Como o primeiro foral lhe foi dado por El-Rei D. Dinis, devem as armas da vila datar dessa época, ou mal ordenadas de princípio, ou alteradas posteriormente, necessitam essas armas de ser reguladas heraldicamente de forma a serem a representação histórica e tradicional de tão importante vila.

Vilhena Barbosa no volume III da sua obra "As Cidades e Vilas da Monarchia Portugueza que teem brazão d'armas", 1865, apresenta-nos as armas de Sabugal com um arbusto que não dá ideia de um sabugueiro, tendo à esquerda uma chave, que diz ser alusão ao antigo castelo que defendia a vila.

Que o sabugueiro exista nas armas, como peça falante, está muito bem, já pela grande quantidade destes arbustos que existem ou existiram por aquela região, já porque é destes arbustos que deriva o nome da localidade. Que a chave representa o castelo é que não está muito bem. Um castelo é sempre representado por um castelo que por todos os princípios deve figurar nas armas de Sabugal. A chave tem outra significação muito mais importante. O castelo da vila de Sabugal não era para defesa local, a sua missão era muito superior, este castelo foi construído para defesa da fronteira e portanto para ajudar a defender Portugal de qualquer invasão.

As chaves, são emblemas de poder e indicam nas armas de domínio, a guarda e defesa das fronteiras.

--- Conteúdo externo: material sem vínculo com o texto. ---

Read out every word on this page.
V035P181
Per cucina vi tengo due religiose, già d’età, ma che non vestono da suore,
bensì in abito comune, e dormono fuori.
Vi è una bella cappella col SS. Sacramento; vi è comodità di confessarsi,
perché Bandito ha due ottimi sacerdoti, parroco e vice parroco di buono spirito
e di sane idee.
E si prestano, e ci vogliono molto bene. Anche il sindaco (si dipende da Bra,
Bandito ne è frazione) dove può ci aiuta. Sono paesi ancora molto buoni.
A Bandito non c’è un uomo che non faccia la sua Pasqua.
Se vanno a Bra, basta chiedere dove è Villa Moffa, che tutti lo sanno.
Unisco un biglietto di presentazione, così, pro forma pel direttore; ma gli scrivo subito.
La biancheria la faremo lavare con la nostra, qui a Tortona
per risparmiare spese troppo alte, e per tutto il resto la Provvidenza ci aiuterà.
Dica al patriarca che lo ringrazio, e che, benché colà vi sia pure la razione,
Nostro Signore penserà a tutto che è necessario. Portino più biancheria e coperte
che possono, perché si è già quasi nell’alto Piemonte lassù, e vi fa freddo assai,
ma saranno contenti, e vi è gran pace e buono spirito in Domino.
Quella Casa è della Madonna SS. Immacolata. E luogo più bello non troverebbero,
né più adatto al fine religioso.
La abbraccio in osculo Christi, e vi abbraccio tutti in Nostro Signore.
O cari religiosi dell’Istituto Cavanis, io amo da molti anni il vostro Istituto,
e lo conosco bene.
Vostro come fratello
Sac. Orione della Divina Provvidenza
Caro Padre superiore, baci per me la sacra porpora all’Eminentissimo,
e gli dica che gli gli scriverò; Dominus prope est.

É portanto absolutamente indispensável que nas armas de Sabugal existam chaves, mas no chefe das armas, que é o lugar mais honroso do campo.

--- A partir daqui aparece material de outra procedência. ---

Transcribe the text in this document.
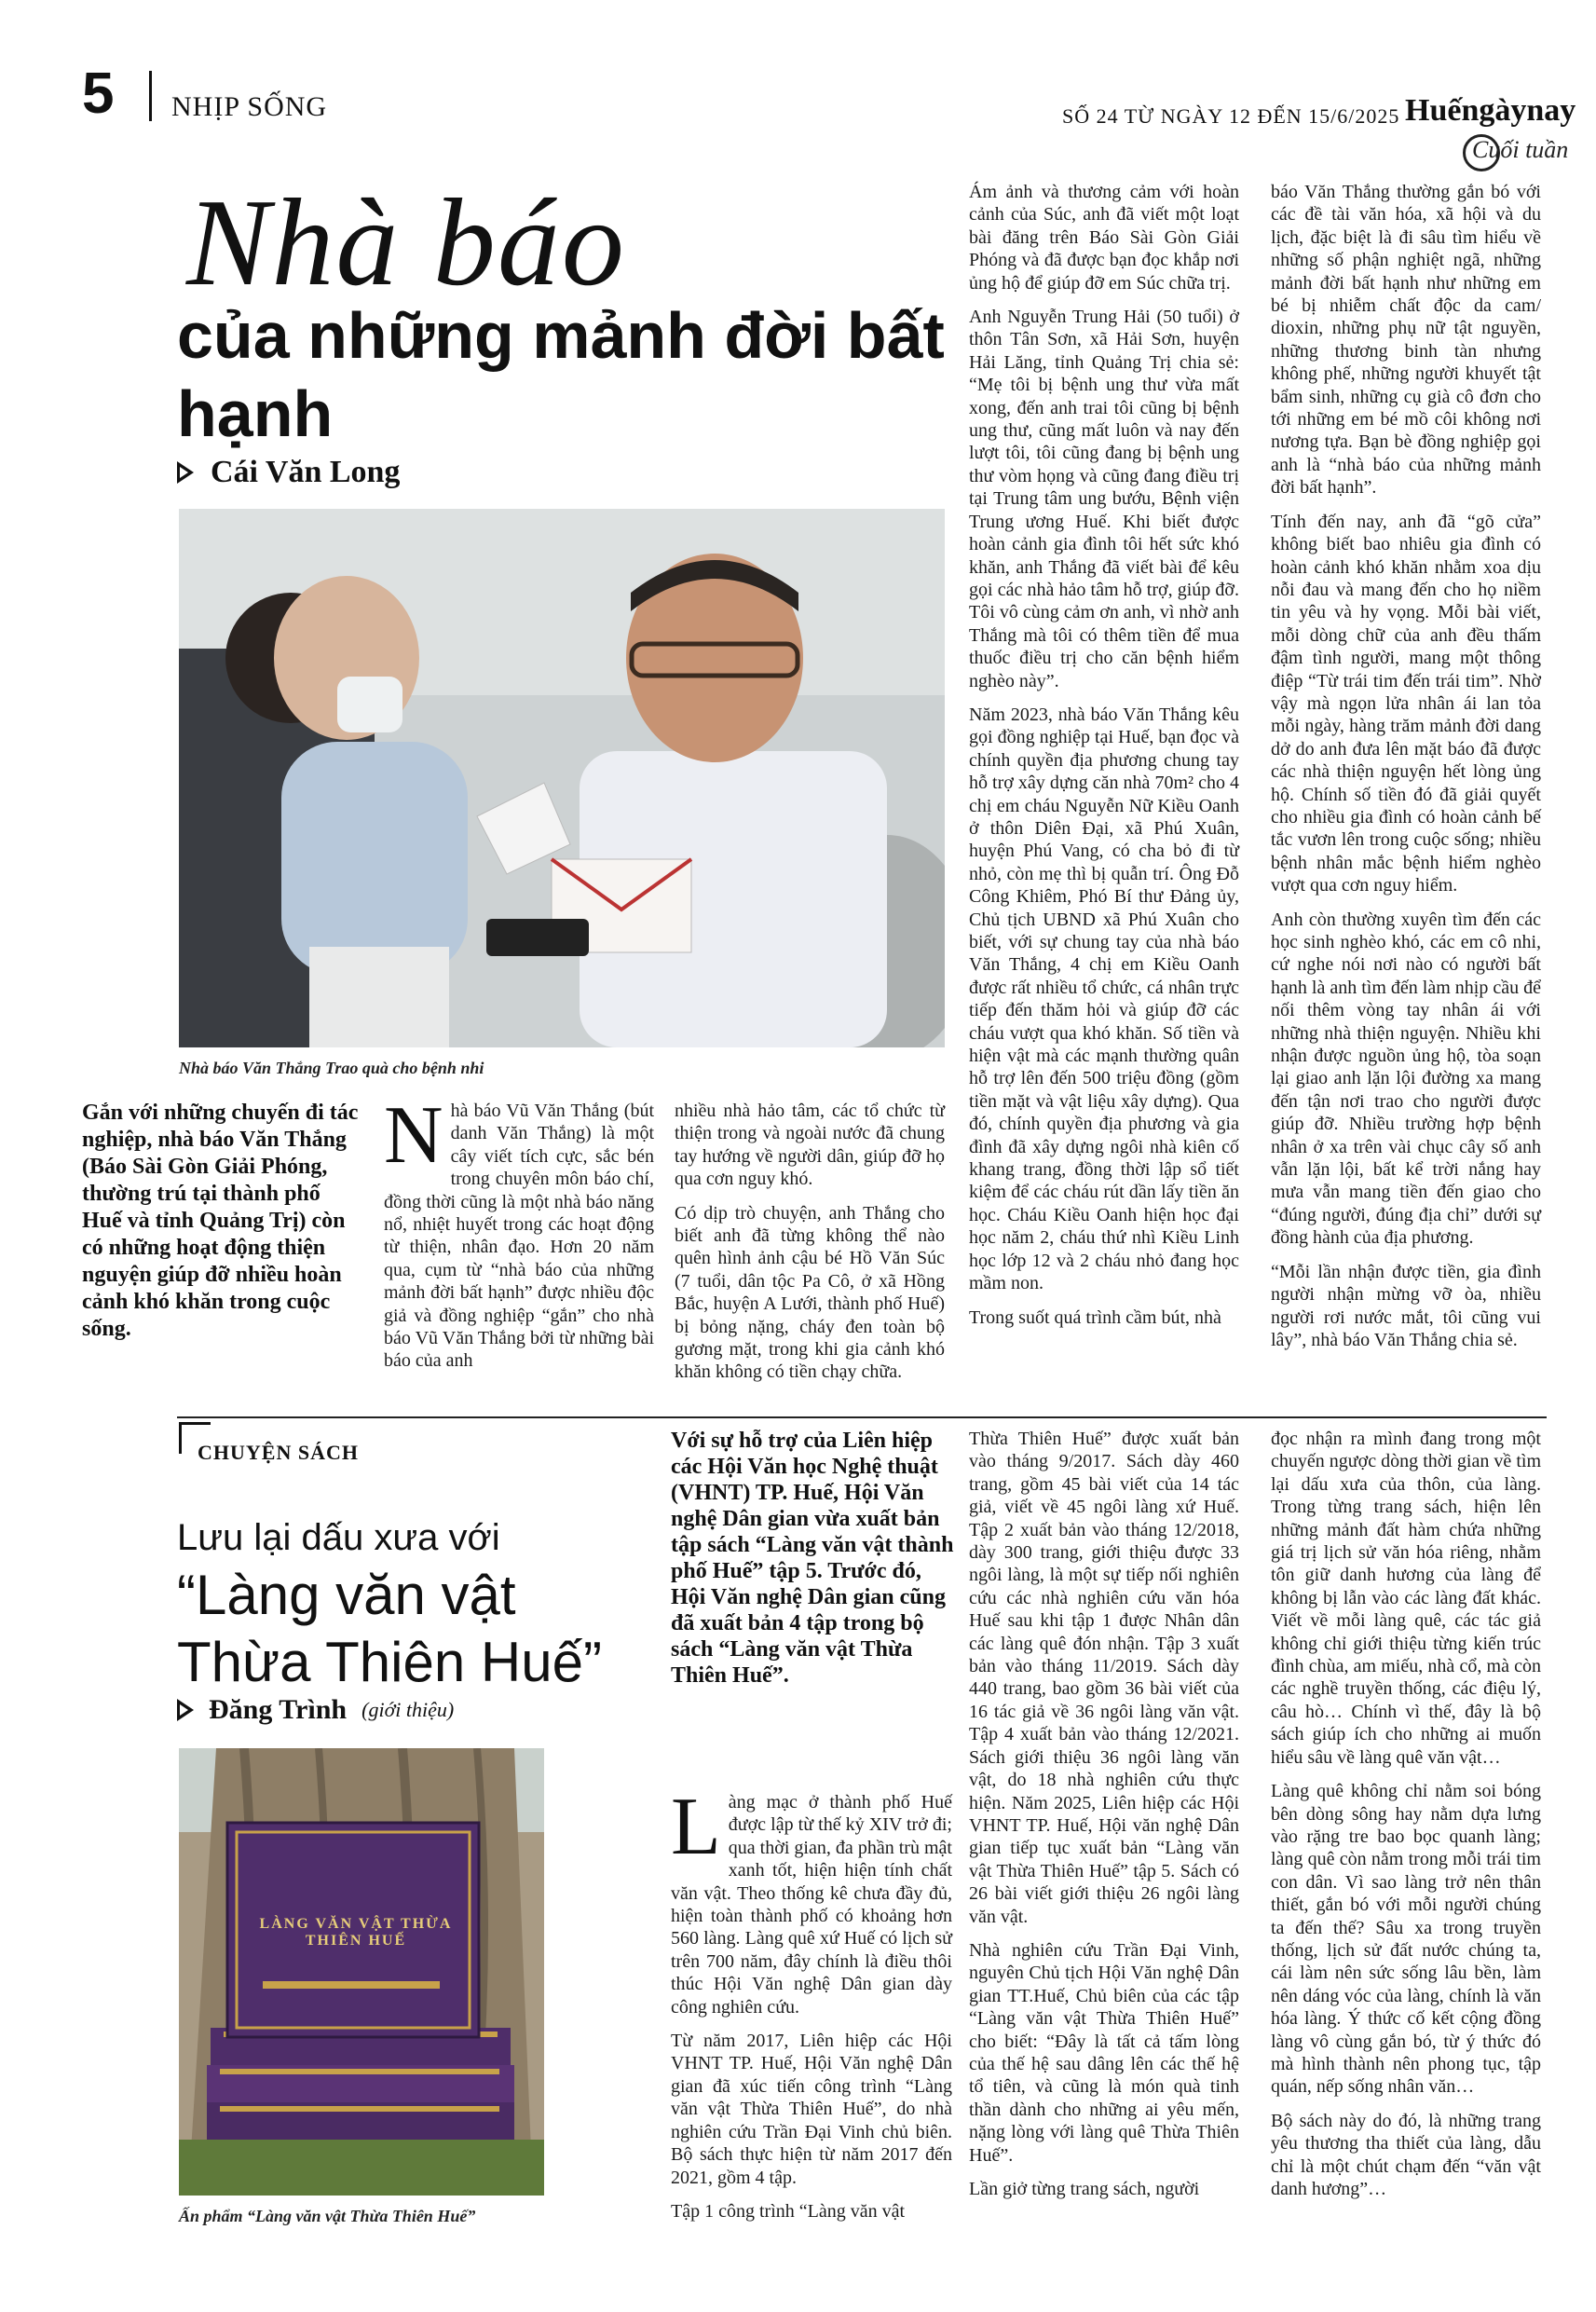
5 NHỊP SỐNG	SỐ 24 TỪ NGÀY 12 ĐẾN 15/6/2025 Huếngàynay
Cuối tuần
Nhà báo
của những mảnh đời bất hạnh
Cái Văn Long
Nhà báo Văn Thắng Trao quà cho bệnh nhi
Gắn với những chuyến đi tác nghiệp, nhà báo Văn Thắng (Báo Sài Gòn Giải Phóng, thường trú tại thành phố Huế và tỉnh Quảng Trị) còn có những hoạt động thiện nguyện giúp đỡ nhiều hoàn cảnh khó khăn trong cuộc sống.

Nhà báo Vũ Văn Thắng (bút danh Văn Thắng) là một cây viết tích cực, sắc bén trong chuyên môn báo chí, đồng thời cũng là một nhà báo năng nổ, nhiệt huyết trong các hoạt động từ thiện, nhân đạo. Hơn 20 năm qua, cụm từ “nhà báo của những mảnh đời bất hạnh” được nhiều độc giả và đồng nghiệp “gắn” cho nhà báo Vũ Văn Thắng bởi từ những bài báo của anh

nhiều nhà hảo tâm, các tổ chức từ thiện trong và ngoài nước đã chung tay hướng về người dân, giúp đỡ họ qua cơn nguy khó.

Có dịp trò chuyện, anh Thắng cho biết anh đã từng không thể nào quên hình ảnh cậu bé Hồ Văn Súc (7 tuổi, dân tộc Pa Cô, ở xã Hồng Bắc, huyện A Lưới, thành phố Huế) bị bỏng nặng, cháy đen toàn bộ gương mặt, trong khi gia cảnh khó khăn không có tiền chạy chữa.

Ám ảnh và thương cảm với hoàn cảnh của Súc, anh đã viết một loạt bài đăng trên Báo Sài Gòn Giải Phóng và đã được bạn đọc khắp nơi ủng hộ để giúp đỡ em Súc chữa trị.

Anh Nguyễn Trung Hải (50 tuổi) ở thôn Tân Sơn, xã Hải Sơn, huyện Hải Lăng, tỉnh Quảng Trị chia sẻ: “Mẹ tôi bị bệnh ung thư vừa mất xong, đến anh trai tôi cũng bị bệnh ung thư, cũng mất luôn và nay đến lượt tôi, tôi cũng đang bị bệnh ung thư vòm họng và cũng đang điều trị tại Trung tâm ung bướu, Bệnh viện Trung ương Huế. Khi biết được hoàn cảnh gia đình tôi hết sức khó khăn, anh Thắng đã viết bài để kêu gọi các nhà hảo tâm hỗ trợ, giúp đỡ. Tôi vô cùng cảm ơn anh, vì nhờ anh Thắng mà tôi có thêm tiền để mua thuốc điều trị cho căn bệnh hiểm nghèo này”.

Năm 2023, nhà báo Văn Thắng kêu gọi đồng nghiệp tại Huế, bạn đọc và chính quyền địa phương chung tay hỗ trợ xây dựng căn nhà 70m² cho 4 chị em cháu Nguyễn Nữ Kiều Oanh ở thôn Diên Đại, xã Phú Xuân, huyện Phú Vang, có cha bỏ đi từ nhỏ, còn mẹ thì bị quẫn trí. Ông Đỗ Công Khiêm, Phó Bí thư Đảng ủy, Chủ tịch UBND xã Phú Xuân cho biết, với sự chung tay của nhà báo Văn Thắng, 4 chị em Kiều Oanh được rất nhiều tổ chức, cá nhân trực tiếp đến thăm hỏi và giúp đỡ các cháu vượt qua khó khăn. Số tiền và hiện vật mà các mạnh thường quân hỗ trợ lên đến 500 triệu đồng (gồm tiền mặt và vật liệu xây dựng). Qua đó, chính quyền địa phương và gia đình đã xây dựng ngôi nhà kiên cố khang trang, đồng thời lập sổ tiết kiệm để các cháu rút dần lấy tiền ăn học. Cháu Kiều Oanh hiện học đại học năm 2, cháu thứ nhì Kiều Linh học lớp 12 và 2 cháu nhỏ đang học mầm non.

Trong suốt quá trình cầm bút, nhà

báo Văn Thắng thường gắn bó với các đề tài văn hóa, xã hội và du lịch, đặc biệt là đi sâu tìm hiểu về những số phận nghiệt ngã, những mảnh đời bất hạnh như những em bé bị nhiễm chất độc da cam/ dioxin, những phụ nữ tật nguyền, những thương binh tàn nhưng không phế, những người khuyết tật bẩm sinh, những cụ già cô đơn cho tới những em bé mồ côi không nơi nương tựa. Bạn bè đồng nghiệp gọi anh là “nhà báo của những mảnh đời bất hạnh”.

Tính đến nay, anh đã “gõ cửa” không biết bao nhiêu gia đình có hoàn cảnh khó khăn nhằm xoa dịu nỗi đau và mang đến cho họ niềm tin yêu và hy vọng. Mỗi bài viết, mỗi dòng chữ của anh đều thấm đậm tình người, mang một thông điệp “Từ trái tim đến trái tim”. Nhờ vậy mà ngọn lửa nhân ái lan tỏa mỗi ngày, hàng trăm mảnh đời dang dở do anh đưa lên mặt báo đã được các nhà thiện nguyện hết lòng ủng hộ. Chính số tiền đó đã giải quyết cho nhiều gia đình có hoàn cảnh bế tắc vươn lên trong cuộc sống; nhiều bệnh nhân mắc bệnh hiểm nghèo vượt qua cơn nguy hiểm.

Anh còn thường xuyên tìm đến các học sinh nghèo khó, các em cô nhi, cứ nghe nói nơi nào có người bất hạnh là anh tìm đến làm nhịp cầu để nối thêm vòng tay nhân ái với những nhà thiện nguyện. Nhiều khi nhận được nguồn ủng hộ, tòa soạn lại giao anh lặn lội đường xa mang đến tận nơi trao cho người được giúp đỡ. Nhiều trường hợp bệnh nhân ở xa trên vài chục cây số anh vẫn lặn lội, bất kể trời nắng hay mưa vẫn mang tiền đến giao cho “đúng người, đúng địa chỉ” dưới sự đồng hành của địa phương.

“Mỗi lần nhận được tiền, gia đình người nhận mừng vỡ òa, nhiều người rơi nước mắt, tôi cũng vui lây”, nhà báo Văn Thắng chia sẻ.

CHUYỆN SÁCH
Lưu lại dấu xưa với
“Làng văn vật Thừa Thiên Huế”
Đăng Trình (giới thiệu)
LÀNG VĂN VẬT THỪA THIÊN HUẾ
Ấn phẩm “Làng văn vật Thừa Thiên Huế”
Với sự hỗ trợ của Liên hiệp các Hội Văn học Nghệ thuật (VHNT) TP. Huế, Hội Văn nghệ Dân gian vừa xuất bản tập sách “Làng văn vật thành phố Huế” tập 5. Trước đó, Hội Văn nghệ Dân gian cũng đã xuất bản 4 tập trong bộ sách “Làng văn vật Thừa Thiên Huế”.

Làng mạc ở thành phố Huế được lập từ thế kỷ XIV trở đi; qua thời gian, đa phần trù mật xanh tốt, hiện hiện tính chất văn vật. Theo thống kê chưa đầy đủ, hiện toàn thành phố có khoảng hơn 560 làng. Làng quê xứ Huế có lịch sử trên 700 năm, đây chính là điều thôi thúc Hội Văn nghệ Dân gian dày công nghiên cứu.

Từ năm 2017, Liên hiệp các Hội VHNT TP. Huế, Hội Văn nghệ Dân gian đã xúc tiến công trình “Làng văn vật Thừa Thiên Huế”, do nhà nghiên cứu Trần Đại Vinh chủ biên. Bộ sách thực hiện từ năm 2017 đến 2021, gồm 4 tập.

Tập 1 công trình “Làng văn vật

Thừa Thiên Huế” được xuất bản vào tháng 9/2017. Sách dày 460 trang, gồm 45 bài viết của 14 tác giả, viết về 45 ngôi làng xứ Huế. Tập 2 xuất bản vào tháng 12/2018, dày 300 trang, giới thiệu được 33 ngôi làng, là một sự tiếp nối nghiên cứu các nhà nghiên cứu văn hóa Huế sau khi tập 1 được Nhân dân các làng quê đón nhận. Tập 3 xuất bản vào tháng 11/2019. Sách dày 440 trang, bao gồm 36 bài viết của 16 tác giả về 36 ngôi làng văn vật. Tập 4 xuất bản vào tháng 12/2021. Sách giới thiệu 36 ngôi làng văn vật, do 18 nhà nghiên cứu thực hiện. Năm 2025, Liên hiệp các Hội VHNT TP. Huế, Hội văn nghệ Dân gian tiếp tục xuất bản “Làng văn vật Thừa Thiên Huế” tập 5. Sách có 26 bài viết giới thiệu 26 ngôi làng văn vật.

Nhà nghiên cứu Trần Đại Vinh, nguyên Chủ tịch Hội Văn nghệ Dân gian TT.Huế, Chủ biên của các tập “Làng văn vật Thừa Thiên Huế” cho biết: “Đây là tất cả tấm lòng của thế hệ sau dâng lên các thế hệ tổ tiên, và cũng là món quà tinh thần dành cho những ai yêu mến, nặng lòng với làng quê Thừa Thiên Huế”.

Lần giở từng trang sách, người

đọc nhận ra mình đang trong một chuyến ngược dòng thời gian về tìm lại dấu xưa của thôn, của làng. Trong từng trang sách, hiện lên những mảnh đất hàm chứa những giá trị lịch sử văn hóa riêng, nhằm tôn giữ danh hương của làng để không bị lẫn vào các làng đất khác. Viết về mỗi làng quê, các tác giả không chỉ giới thiệu từng kiến trúc đình chùa, am miếu, nhà cổ, mà còn các nghề truyền thống, các điệu lý, câu hò… Chính vì thế, đây là bộ sách giúp ích cho những ai muốn hiểu sâu về làng quê văn vật…

Làng quê không chỉ nằm soi bóng bên dòng sông hay nằm dựa lưng vào rặng tre bao bọc quanh làng; làng quê còn nằm trong mỗi trái tim con dân. Vì sao làng trở nên thân thiết, gắn bó với mỗi người chúng ta đến thế? Sâu xa trong truyền thống, lịch sử đất nước chúng ta, cái làm nên sức sống lâu bền, làm nên dáng vóc của làng, chính là văn hóa làng. Ý thức cố kết cộng đồng làng vô cùng gắn bó, từ ý thức đó mà hình thành nên phong tục, tập quán, nếp sống nhân văn…

Bộ sách này do đó, là những trang yêu thương tha thiết của làng, dẫu chỉ là một chút chạm đến “văn vật danh hương”…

No VI volume do "Portugal", Dicionário Histórico, etc. 1912, diz-se que o campo das armas de Sabugal é de azul, o que não passa dum grande erro.

O azul tem o segundo lugar entre as cores heráldicas e representa a nobreza, a caridade, o zelo e a lealdade, mas o vermelho, que tem o primeiro lugar entre as mesmas cores, significa vitória, ardil e guerra.

O campo das armas do Sabugal, deve ser vermelho por todos os motivos.

Portanto em face das razões expostas, proponho que as armas da vila de Sabugal sejam assim organizadas:

ARMAS - De vermelho com um castelo de prata acompanhado de dois sabugueiros de verde floridos de prata, tudo sobre um terrado da sua cor cortado por um rio ondado de prata aguado de azul. Em chefe duas chaves de ouro em aspa, coroa mural de prata de quatro torres.

BANDEIRA - Branca com uma fita bordada a negro com os dizeres VILA DE SABUGAL.

SELO - Circular, tendo ao centro as peças das armas sem indicação dos esmaltes. Em volta, dentro de círculos concêntricos os dizeres CÂMARA MUNICIPAL DE SABUGAL.

Lisboa, 23 de Dezembro de 1925.

[Affonso de Dornellas).

Nota - O texto a vermelho foi acrescentado a 13/01/1964.

(Texto adaptado à grafia actual)

Fonte: Processo do Município de Sabugal (arquivo digital da AAP, acervo “Fundo Comissão de Heráldica”, código referência PT/AAP/SBG/UI0016/00159).